伸展树最显著的缺点是它有可能会变成一条链。即使以“只读”方式(例如通过查找操作)访问伸展树,其结构也可能会发生变化。这使得伸展树在多线程环境下会变得很复杂。具体而言,如果允许多个线程同时执行查找操作,则需要额外的维护和操作。

在伸展树上的一般操作都基于伸展操作:假设想要对一个二叉查找树执行一系列的查找操作,为了使整个查找时间更小,被查频率高的那些条目就应当经常处于靠近树根的位置。于是想到设计一个简单方法,在每次查找之后对树进行調整,把被查找的条目搬移到离树根近一些的地方。伸展树应运而生。伸展树是一种自调整形式的二叉查找树,它会沿着从某个节点到树根之间的路径,通过一系列的旋转把这个节点搬移到树根去。

  • 它的优势在于不需要记录用于平衡树的冗余信息。

4.5.2 splaying

每次旋转操作由三个因素决定:

  • x是其父节点p的左儿子还是右儿子;
  • p是否为根;
  • p是其父节点gx的祖父节点)的左儿子还是右儿子。

在每次旋转操作后,设置p的儿子为x是很重要的。如果p为空,那么x显然就是根节点了。

共有三种旋转操作,每种都有右旋(Zig)和左旋(Zag)两种情况。为了简单起见,对每种旋转操作只展示一种情况。这些旋转操作是:

  1. Zig:当p为根节点时进行。Zig通常只在伸展操作的最后一步进行。

709px-Splay_tree_zig.svg.png

  1. Zig-zigZag-zag:当p不为根节点且xp都为左儿子或都为右儿子时进行。下图为xp都为左儿子时的情况(即Zig-zig),需先将p右旋到g的位置,再将x右旋到p的位置。

Zigzig.gif

  1. Zig-zagZag-zig:当p不为根节点且x为左儿子而p为右儿子时进行,反之亦然。下图为前述情况(即Zig-zag),需先将x左旋到p到的位置,再将x右旋到g的位置。

Zigzag.gif

连接(join)

给出两棵树S和T,且S的所有元素都比T的元素要小。下面的步骤可以把它们连接成一棵树:

  • 伸展S中最大的节点。现在这个节点变为S的根节点,且没有右儿子。
  • 令T的根节点变为其右儿子。

分割(split)

给出一棵树和一个元素x,返回两棵树:一棵中所有的元素均小于等于x,另一棵中所有的元素大于x。下面的步骤可以完成这个操作:

  • 伸展x。这样的话x成为了这棵树的根所以它的左子树包含了所有比x小的元素,右子树包含了所有比x大的元素。
  • x的右子树从树中分割出来。

插入(insert)

插入操作是一个比较复杂的过程,具体步骤如下: 我们假定要插入的值为k。

如果当前树为空,则直接插入根。

如果当前节点的权值等于k则增加当前节点的大小并更新节点和父亲的信息,将当前节点进行splay操作。

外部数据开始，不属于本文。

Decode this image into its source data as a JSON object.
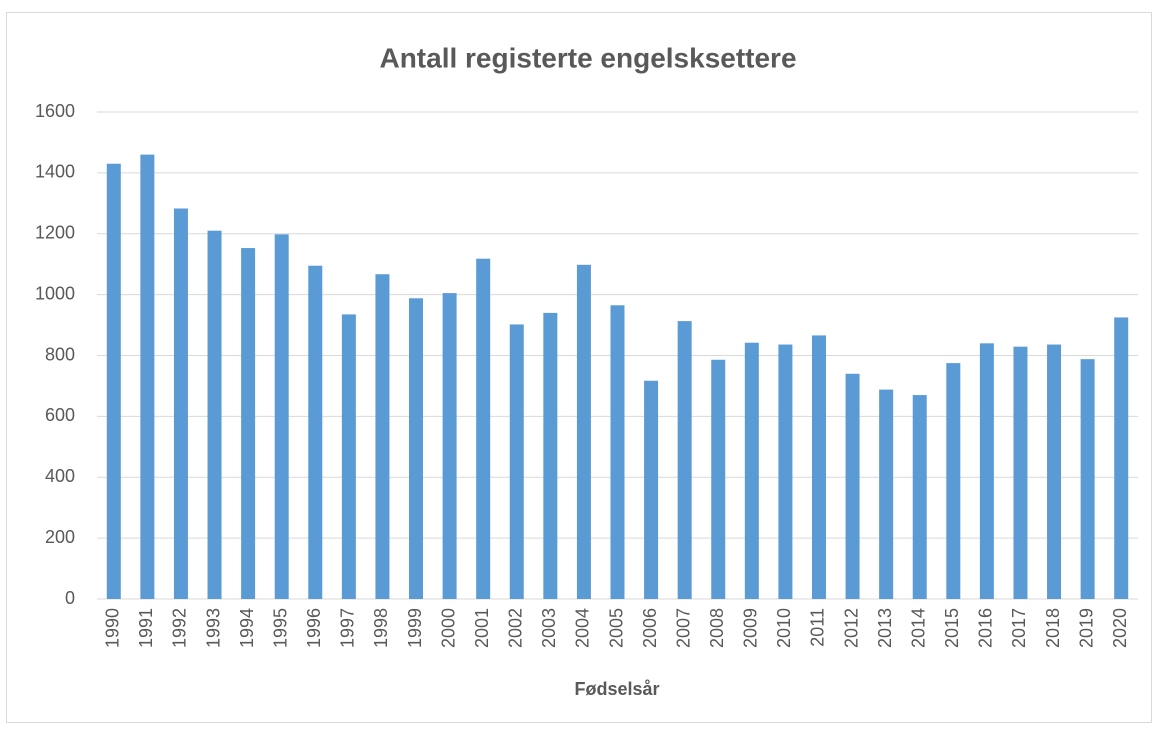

否则按照二叉查找树的性质向下找,找到空节点就插入即可,当然在最后还要进行一次splay操作。

删除(delete)

令要删除的节点为x,对x进行一次splay操作将其移动到根节点的位置。

若x的大小大于1,则将x的大小减一然后结束删除操作。

否则将x删除然后执行join操作合并x的左右子树并重新指定根。

查找(find)

如同一般的查找树的查找方式。

4.6 traversal

BInary Search tree 对信息有排序功能,所以按顺序输出也很简单。

  • inorder traversal
    	/**
    	 * Print the tree contents in sorted order.
    	 */
    	public void printTree() {
            if(isEmpty()) {
                System.out.println("Empty tree");
            } else {
                printTree(root);
            }
        }

    	/**
    	 * Internal method to print subtree in sorted order.
    	 * It's inorder traversal.
    	 * @param t the node that roots the subtree.
    	 */
    	private void printTree(BinaryNode<T> t) {
            if( t != null) {
                printTree(t.left);
                System.out.println(te.element);
                printTree(t.right);
    		}
        }
  • postorder traversal

e.g., compute the height of a subtree with postorder traversal

  /**
   * Internal method to compute height of a subtree.
   * @param t the node that roots the subtree.
   */
  • preorder traversal
  • level-order traversal

深度为d的节点遍历完成后遍历深度为d + 1的节点。

4.7 B-Trees

为了缩短硬盘的访问时间,减少硬盘的访问次数,尝试进行一次完整的查找操作,二叉查找树的硬盘访问次数接近1.38log N 次,而AVL树已经将次数减少到了最优情况。为了解决这个问题,便出现了B-Trees。

  • Definition in wikipedia

According to Knuth's definition, a B-tree of order m is a tree which satisfies the following properties:[7]

  1. Every node has at most m children.
  2. Every internal node has at least ⌈m/2⌉ children.
  3. Every non-leaf node has at least two children.
  4. All leaves appear on the same level and carry no information.
  5. A non-leaf node with k children contains k−1 keys.
  • Definition in this book

A B-tree of order M is an M-ary tree with the following properties:

  1. The data items are stored at leaves.
  2. The nonleaf nodes store up to M − 1 keys to guide the searching; key i represents the smallest key in subtree i + 1.
  3. The root is either a leaf or has between two and M children.
  4. All nonleaf nodes (except the root) have between M/2 and M children.
  5. All leaves are at the same depth and have between L/2 and L data items.L 是所有树叶都在相同的深度上的最大数据项数。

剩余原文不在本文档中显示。